Don’t get me wrong, I’m all for expanding coverage. Especially for the poor. Nothing frustrates me more when I have a patient in the ER who would benefit from an outpatient treatment but won’t get it because they don’t have money and/or insurance coverage.
First, a little history. Medicaid was passed in 1965 along with Medicare. However, Medicaid was set up in line with welfare, where there were income eligibility requirements determined by the states. Also, the federal government matched the states outlays to Medicaid as part of the funding process, leading to many of the budgetary problems the states face today.
The program was voluntary, and since states had to pay money to receive money, the poorer states had the most stringent requirements, making only the poorest of the poor eligible and leaving many poor without coverage. Worse, it incentivized people not to work, because earning even a minimal amount of money now made you ineligible for Medicaid.

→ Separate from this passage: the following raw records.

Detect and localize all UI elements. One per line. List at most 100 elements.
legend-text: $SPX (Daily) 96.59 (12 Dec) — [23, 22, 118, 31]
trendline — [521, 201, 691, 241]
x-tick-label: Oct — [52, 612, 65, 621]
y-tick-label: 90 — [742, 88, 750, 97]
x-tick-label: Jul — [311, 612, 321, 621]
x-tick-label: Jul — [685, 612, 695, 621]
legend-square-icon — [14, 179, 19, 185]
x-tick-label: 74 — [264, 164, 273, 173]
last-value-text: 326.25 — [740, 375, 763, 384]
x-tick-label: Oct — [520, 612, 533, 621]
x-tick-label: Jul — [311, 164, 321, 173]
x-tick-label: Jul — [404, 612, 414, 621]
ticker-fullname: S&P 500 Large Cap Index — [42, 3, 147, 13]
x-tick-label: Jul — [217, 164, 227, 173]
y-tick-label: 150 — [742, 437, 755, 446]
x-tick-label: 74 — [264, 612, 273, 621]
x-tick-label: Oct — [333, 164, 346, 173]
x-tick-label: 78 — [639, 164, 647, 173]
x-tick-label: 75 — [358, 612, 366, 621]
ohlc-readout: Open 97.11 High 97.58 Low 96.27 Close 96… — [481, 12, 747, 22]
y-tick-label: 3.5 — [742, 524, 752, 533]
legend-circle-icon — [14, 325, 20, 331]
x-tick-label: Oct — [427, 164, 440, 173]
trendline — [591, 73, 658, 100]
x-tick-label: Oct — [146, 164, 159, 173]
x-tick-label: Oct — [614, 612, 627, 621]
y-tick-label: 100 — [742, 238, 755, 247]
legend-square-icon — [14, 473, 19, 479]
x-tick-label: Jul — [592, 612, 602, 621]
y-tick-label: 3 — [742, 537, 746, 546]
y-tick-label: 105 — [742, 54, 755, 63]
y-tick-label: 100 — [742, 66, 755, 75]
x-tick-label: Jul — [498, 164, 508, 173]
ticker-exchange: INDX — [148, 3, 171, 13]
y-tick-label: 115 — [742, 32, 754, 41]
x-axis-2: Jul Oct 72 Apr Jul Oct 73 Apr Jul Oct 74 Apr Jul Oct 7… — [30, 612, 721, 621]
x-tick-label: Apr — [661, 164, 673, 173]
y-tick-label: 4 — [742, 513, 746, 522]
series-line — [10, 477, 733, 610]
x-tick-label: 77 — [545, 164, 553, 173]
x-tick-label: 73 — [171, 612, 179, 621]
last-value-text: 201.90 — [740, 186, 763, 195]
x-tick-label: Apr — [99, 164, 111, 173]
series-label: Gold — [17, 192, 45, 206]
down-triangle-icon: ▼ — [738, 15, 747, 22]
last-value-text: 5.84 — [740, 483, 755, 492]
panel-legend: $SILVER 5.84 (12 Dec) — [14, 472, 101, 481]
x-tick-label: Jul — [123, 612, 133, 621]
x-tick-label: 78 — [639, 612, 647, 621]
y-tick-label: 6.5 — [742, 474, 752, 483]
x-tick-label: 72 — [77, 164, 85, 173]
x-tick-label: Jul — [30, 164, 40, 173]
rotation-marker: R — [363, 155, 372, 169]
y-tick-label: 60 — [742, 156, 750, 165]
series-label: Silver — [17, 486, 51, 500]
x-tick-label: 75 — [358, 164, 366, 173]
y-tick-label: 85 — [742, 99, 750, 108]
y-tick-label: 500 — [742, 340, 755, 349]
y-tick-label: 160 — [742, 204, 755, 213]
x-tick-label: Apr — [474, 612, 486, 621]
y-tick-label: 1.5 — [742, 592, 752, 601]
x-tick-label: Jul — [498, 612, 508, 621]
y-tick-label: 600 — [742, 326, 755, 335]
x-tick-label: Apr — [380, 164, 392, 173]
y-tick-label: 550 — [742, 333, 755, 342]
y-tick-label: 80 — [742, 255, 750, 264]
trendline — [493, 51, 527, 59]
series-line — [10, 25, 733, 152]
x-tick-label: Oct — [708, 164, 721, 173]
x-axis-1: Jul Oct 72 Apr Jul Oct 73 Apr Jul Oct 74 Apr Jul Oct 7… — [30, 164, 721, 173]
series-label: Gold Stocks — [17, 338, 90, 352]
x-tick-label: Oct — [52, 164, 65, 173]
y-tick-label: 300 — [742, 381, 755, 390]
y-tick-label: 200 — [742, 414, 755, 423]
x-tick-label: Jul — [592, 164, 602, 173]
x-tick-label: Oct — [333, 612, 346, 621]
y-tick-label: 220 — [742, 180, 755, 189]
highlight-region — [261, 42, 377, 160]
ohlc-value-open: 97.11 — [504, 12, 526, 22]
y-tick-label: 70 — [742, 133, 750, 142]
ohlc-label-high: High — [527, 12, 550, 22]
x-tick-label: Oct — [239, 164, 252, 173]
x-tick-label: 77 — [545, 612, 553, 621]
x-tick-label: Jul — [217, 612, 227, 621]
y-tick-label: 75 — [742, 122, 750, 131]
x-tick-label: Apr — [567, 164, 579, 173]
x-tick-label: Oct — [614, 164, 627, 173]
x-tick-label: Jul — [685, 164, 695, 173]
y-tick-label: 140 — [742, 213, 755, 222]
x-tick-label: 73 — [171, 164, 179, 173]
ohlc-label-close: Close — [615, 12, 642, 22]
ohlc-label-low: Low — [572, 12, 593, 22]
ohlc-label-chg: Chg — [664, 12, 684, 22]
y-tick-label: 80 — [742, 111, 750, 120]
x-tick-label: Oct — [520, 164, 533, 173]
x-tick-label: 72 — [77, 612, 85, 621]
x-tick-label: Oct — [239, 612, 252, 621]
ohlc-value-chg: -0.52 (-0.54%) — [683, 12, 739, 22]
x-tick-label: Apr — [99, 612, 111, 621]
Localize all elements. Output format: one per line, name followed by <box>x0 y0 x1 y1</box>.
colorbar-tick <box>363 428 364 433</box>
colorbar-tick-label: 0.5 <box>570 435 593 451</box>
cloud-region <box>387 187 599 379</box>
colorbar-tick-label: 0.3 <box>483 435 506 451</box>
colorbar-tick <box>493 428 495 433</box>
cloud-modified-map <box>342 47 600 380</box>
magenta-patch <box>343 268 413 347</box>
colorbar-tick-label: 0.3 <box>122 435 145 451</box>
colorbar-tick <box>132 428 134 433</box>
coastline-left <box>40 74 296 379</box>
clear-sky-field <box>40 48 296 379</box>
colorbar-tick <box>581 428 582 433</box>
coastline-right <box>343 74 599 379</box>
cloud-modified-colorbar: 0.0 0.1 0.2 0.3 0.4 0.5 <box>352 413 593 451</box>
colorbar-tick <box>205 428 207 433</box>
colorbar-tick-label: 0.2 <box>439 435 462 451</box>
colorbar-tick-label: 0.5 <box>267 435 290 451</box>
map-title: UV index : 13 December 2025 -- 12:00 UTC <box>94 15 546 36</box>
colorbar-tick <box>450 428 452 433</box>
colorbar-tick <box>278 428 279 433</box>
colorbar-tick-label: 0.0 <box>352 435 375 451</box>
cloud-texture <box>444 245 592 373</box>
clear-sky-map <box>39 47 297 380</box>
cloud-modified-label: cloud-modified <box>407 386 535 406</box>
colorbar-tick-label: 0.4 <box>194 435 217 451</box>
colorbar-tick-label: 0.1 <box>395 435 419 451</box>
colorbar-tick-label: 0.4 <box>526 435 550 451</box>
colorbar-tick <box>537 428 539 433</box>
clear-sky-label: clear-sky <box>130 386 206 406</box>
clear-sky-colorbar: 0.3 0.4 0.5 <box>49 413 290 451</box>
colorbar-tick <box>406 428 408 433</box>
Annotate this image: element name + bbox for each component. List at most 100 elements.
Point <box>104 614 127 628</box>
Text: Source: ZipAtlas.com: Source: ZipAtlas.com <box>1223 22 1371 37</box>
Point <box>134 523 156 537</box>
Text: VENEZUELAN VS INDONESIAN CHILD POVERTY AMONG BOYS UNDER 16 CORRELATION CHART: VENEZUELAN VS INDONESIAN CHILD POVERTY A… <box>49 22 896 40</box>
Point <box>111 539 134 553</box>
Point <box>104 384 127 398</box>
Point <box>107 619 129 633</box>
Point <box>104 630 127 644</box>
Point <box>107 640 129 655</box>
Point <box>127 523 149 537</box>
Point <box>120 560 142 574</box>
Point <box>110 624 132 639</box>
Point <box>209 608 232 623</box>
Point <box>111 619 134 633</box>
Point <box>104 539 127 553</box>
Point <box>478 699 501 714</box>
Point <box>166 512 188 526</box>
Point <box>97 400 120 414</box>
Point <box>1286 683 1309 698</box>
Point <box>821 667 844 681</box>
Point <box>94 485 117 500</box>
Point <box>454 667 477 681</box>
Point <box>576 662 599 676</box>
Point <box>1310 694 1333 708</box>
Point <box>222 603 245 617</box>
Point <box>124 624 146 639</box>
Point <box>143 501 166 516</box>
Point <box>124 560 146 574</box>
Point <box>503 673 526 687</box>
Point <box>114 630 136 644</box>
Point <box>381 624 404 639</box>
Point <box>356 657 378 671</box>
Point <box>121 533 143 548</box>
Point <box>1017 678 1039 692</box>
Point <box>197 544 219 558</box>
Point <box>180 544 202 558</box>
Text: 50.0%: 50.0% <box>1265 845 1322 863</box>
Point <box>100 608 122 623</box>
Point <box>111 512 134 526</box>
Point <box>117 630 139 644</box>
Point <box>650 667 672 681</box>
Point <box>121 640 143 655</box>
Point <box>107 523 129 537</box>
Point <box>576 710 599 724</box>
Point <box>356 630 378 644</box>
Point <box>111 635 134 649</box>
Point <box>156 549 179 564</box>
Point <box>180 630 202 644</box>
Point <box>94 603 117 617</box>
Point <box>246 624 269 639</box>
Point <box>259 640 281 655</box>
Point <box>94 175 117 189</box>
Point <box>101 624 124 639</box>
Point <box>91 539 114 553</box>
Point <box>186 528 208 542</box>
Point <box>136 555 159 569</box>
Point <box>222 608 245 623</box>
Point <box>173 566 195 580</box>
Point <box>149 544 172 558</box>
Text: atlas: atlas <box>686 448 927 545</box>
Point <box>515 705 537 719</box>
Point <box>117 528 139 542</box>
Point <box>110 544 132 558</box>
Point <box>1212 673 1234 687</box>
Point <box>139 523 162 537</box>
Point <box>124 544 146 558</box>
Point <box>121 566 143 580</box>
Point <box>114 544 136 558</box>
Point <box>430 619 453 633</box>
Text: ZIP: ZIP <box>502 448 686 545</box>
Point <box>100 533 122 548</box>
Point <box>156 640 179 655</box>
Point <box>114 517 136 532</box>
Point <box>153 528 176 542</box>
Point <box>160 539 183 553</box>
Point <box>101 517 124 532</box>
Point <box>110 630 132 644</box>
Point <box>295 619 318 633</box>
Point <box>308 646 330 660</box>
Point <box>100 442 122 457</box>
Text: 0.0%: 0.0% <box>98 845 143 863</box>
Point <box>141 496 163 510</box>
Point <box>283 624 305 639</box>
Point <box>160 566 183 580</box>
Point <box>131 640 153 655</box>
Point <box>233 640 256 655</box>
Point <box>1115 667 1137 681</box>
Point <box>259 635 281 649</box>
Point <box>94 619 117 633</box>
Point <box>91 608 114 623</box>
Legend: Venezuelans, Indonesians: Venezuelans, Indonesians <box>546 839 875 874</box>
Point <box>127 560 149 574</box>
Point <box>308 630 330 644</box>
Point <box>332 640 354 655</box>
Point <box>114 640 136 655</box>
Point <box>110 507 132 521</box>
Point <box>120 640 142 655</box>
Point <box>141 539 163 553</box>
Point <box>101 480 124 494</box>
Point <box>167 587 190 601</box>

The worst problem with the setup of medicaid was the lack of cost controls. It was assumed (see reference in the link above for source) that the State determined eligibility requirements and requirement for State matching would be the force to hold costs down. However, Medicaid pays for care, not for insurance. And as the program got larger, costs needed to come down somehow. Benefits were not directly cut (at first, though eventually some benefits were made more restrictive), however payments to providers of that care were.
The federal government determines what the fee schedules are to pay physicians and hospitals. Increasingly, the states are facing budget shortfalls and looking for ways to cut their part of Medicaid, and doing it by holding back payments to physicians and hospitals (usually skewed towards physicians since hospitals have more political influence), limiting access to certain medicines, and again, lowering the thresholds for eligibility.
As a result of these cuts, Medicaid pays physicians and hospitals less than the cost of providing these services. And while hospitals can only write that off, physicians who can choose their patients, choose not to take Medicaid as it is as if the patient is uninsured. Or they limit the number of Medicaid patients they will see. And specialties such as pediatrics which depend highly upon the Medicaid population for their business earn proportionately less than their internal medicine counterparts.
Despite these cost-cutting attempts, Medicaid is still a 200 billion dollars a year behemoth (approximately half of Medicare) that grows more in the lean years and shrinks somewhat during the booming years of the economy.
Getting back to the health care reform issue, one of the main tactics for insuring more people is by increasing the thresholds for eligibility for Medicaid. Yes, this will insure more people. Massachusetts proved this to be the case in their 97% universal health care plan. However, physicians and hospitals that are located in poor areas dominated by Medicaid find they are losing money.
Physicians decide not to see those patients, or give them 4 month waits for a limited number of “Medicaid” appointments, and those patients understandably end up in the ERs getting expensive care that is incompletely reimbursed, thus jeopardizing the solvency of hospitals like Boston Medical Center.
If we model our national health care reform efforts after Massachusetts then we will get the same problems magnified fifty times over: escalating costs, poor access to primary care physicians – especially for those with Medicaid/Medicare, and risk of insolvency of critical hospitals. And the states will have a harder time than they already have making their budgets work, since they will be paying out more to Medicaid than previously (which was already enough to break the budgets).
Since we have the example of Massachusetts to learn from (good aspects and bad aspects) we should learn those lessons – the chief being, MEDICAID MUST BE REFORMED BEFORE IT IS EXPANDED.